Comment reconnaît-on un bon album, je ne dis pas un pur album, non, ça, c’est pour plus tard, mais comment décèle-t-on qu’un album a franchi la limite, passé la barrière comme disait cette vieille fripouille de Schopenhauer, pour s’installer de manière durable dans le gotha des albums de musique qui vous font du bien ? On y revient sans cesse, mué par une force irrépressible, un truc qui vous attire sans vraiment trop savoir pourquoi, comme un junkie qui demande sa dose, comme un alcoolo en fin de parcours, au petit matin Boulevard Clemenceau mécontent de constater qu’à six heures du mat’ le bar du Vauban n’est même pas encore ouvert. Ouais, c’est ça un bon album. Un truc dont tu as envie et qui te fait du bien. Parfois, c’est insidieux, un peu comme la passion, comme l’amour qui te tombe sur le coin d’la gueule sans que tu t’en aperçoives. Un jour, ça arrive et tu ne l’as pas vu venir. J’aurais pu vous dire tout le bien que je ne pensais pas de « L’amour à trois« , premier opus de Siam, duo brestois, comme certains sans même l’avoir vraiment écouté. Ça aurait facile, finalement, d’écrire une review tout en complaisance pour ces deux lascars que je connais depuis des lustres et qui font partie de mon deuxième cercle, mais non justement. Je ne voulais pas me mentir et encore moins mentir à mes potes. Alors, un soir, au Vauban, j’ai embarqué l’album avec moi, pour voir. Tout en douceur, sans violence, les titres se sont installés sur mon iTunes, calés entre une improbable Shania Twain dont je me demande toujours par quel prodige cette blonde peroxydée made in US a pu s’immiscer dans ma play list et l’estimable Steve Hillage, souvenirs de vieux baba chevelu et de pop made in Albion de bon aloi. Mais, encore une fois je m’égare, revenons à l’album de Siam…

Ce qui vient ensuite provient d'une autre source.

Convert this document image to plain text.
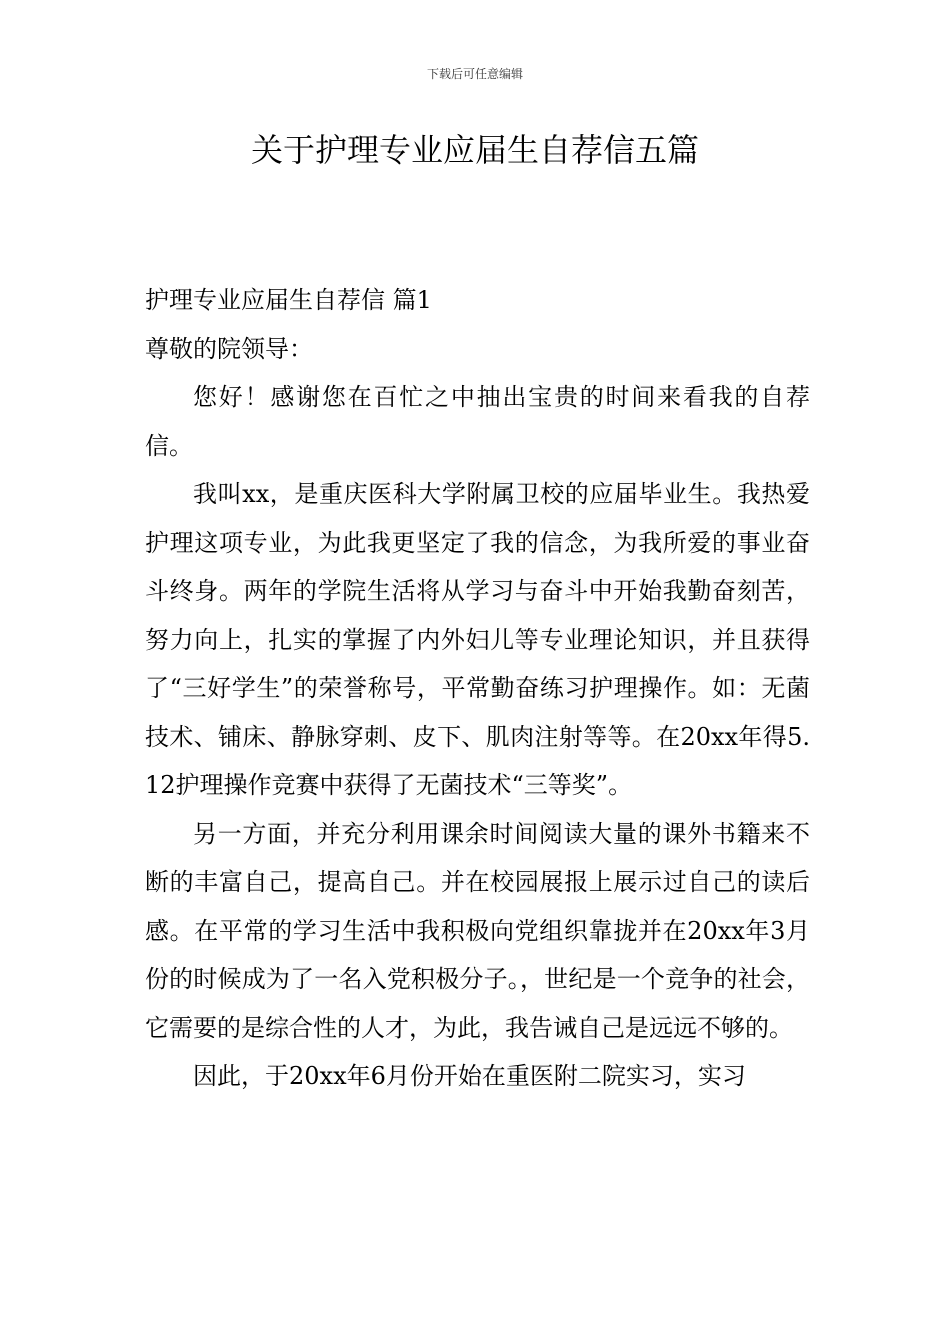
下载后可任意编辑
关于护理专业应届生自荐信五篇

护理专业应届生自荐信 篇1

尊敬的院领导：

您好！感谢您在百忙之中抽出宝贵的时间来看我的自荐信。

我叫xx，是重庆医科大学附属卫校的应届毕业生。我热爱护理这项专业，为此我更坚定了我的信念，为我所爱的事业奋斗终身。两年的学院生活将从学习与奋斗中开始我勤奋刻苦，努力向上，扎实的掌握了内外妇儿等专业理论知识，并且获得了“三好学生”的荣誉称号，平常勤奋练习护理操作。如：无菌技术、铺床、静脉穿刺、皮下、肌肉注射等等。在20xx年得5.12护理操作竞赛中获得了无菌技术“三等奖”。

另一方面，并充分利用课余时间阅读大量的课外书籍来不断的丰富自己，提高自己。并在校园展报上展示过自己的读后感。在平常的学习生活中我积极向党组织靠拢并在20xx年3月份的时候成为了一名入党积极分子。，世纪是一个竞争的社会，它需要的是综合性的人才，为此，我告诫自己是远远不够的。

因此，于20xx年6月份开始在重医附二院实习，实习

Un soir qu’au Vauban je traînais mes baskets pas très loin des water-closets, tiens ! Voilà que je me sers de la rime façon Gainsbourg pas tout à fait par hasard (et pas rasé) et puisque je vous parle de Serge, je m’étais entretenu avec Bruno (Leroux qui forme Siam avec Fanny Labiau. NDLR) au comptoir du bar du Vauban, entre limonade et café-cognac de l’éventuelle filiation entre les textes de Siam et les mots du grand Serge. J’avais reçu une fin de non-recevoir aussi sèche que définitive. Bruno, semble-t-il lassé qu’on lui rebattes sans cesse les oreilles d’une éventuelle inspiration gainsbourienne dans son écriture, m’avait ramené brutalement dans les cordes, m’assénant : « Et merde ! Je n’ai rien en commun avec Gainsbourg. Je n’ai pas été imprégné des ses textes, la seule chose que je connaisse vraiment de ce mec c’est l’image médiatique que le bonhomme renvoyait à la télé. » Dont acte. Je n’avais pas trop insisté sur le sujet qui semblait agacer mon interlocuteur. Pas plus de chance non plus sur une possible filiation avec Miossec. Aïe ! Sujet sensible mais inévitable. Là encore, le réveil fut brutal. Je décidais donc de mettre un terme à un exercice finalement assez casse-gueule et j’invitais Bruno à une séance pose-express sur le canapé du hall de l’hôtel Vauban, invitation qu’il s’empressa de décliner, évidemment.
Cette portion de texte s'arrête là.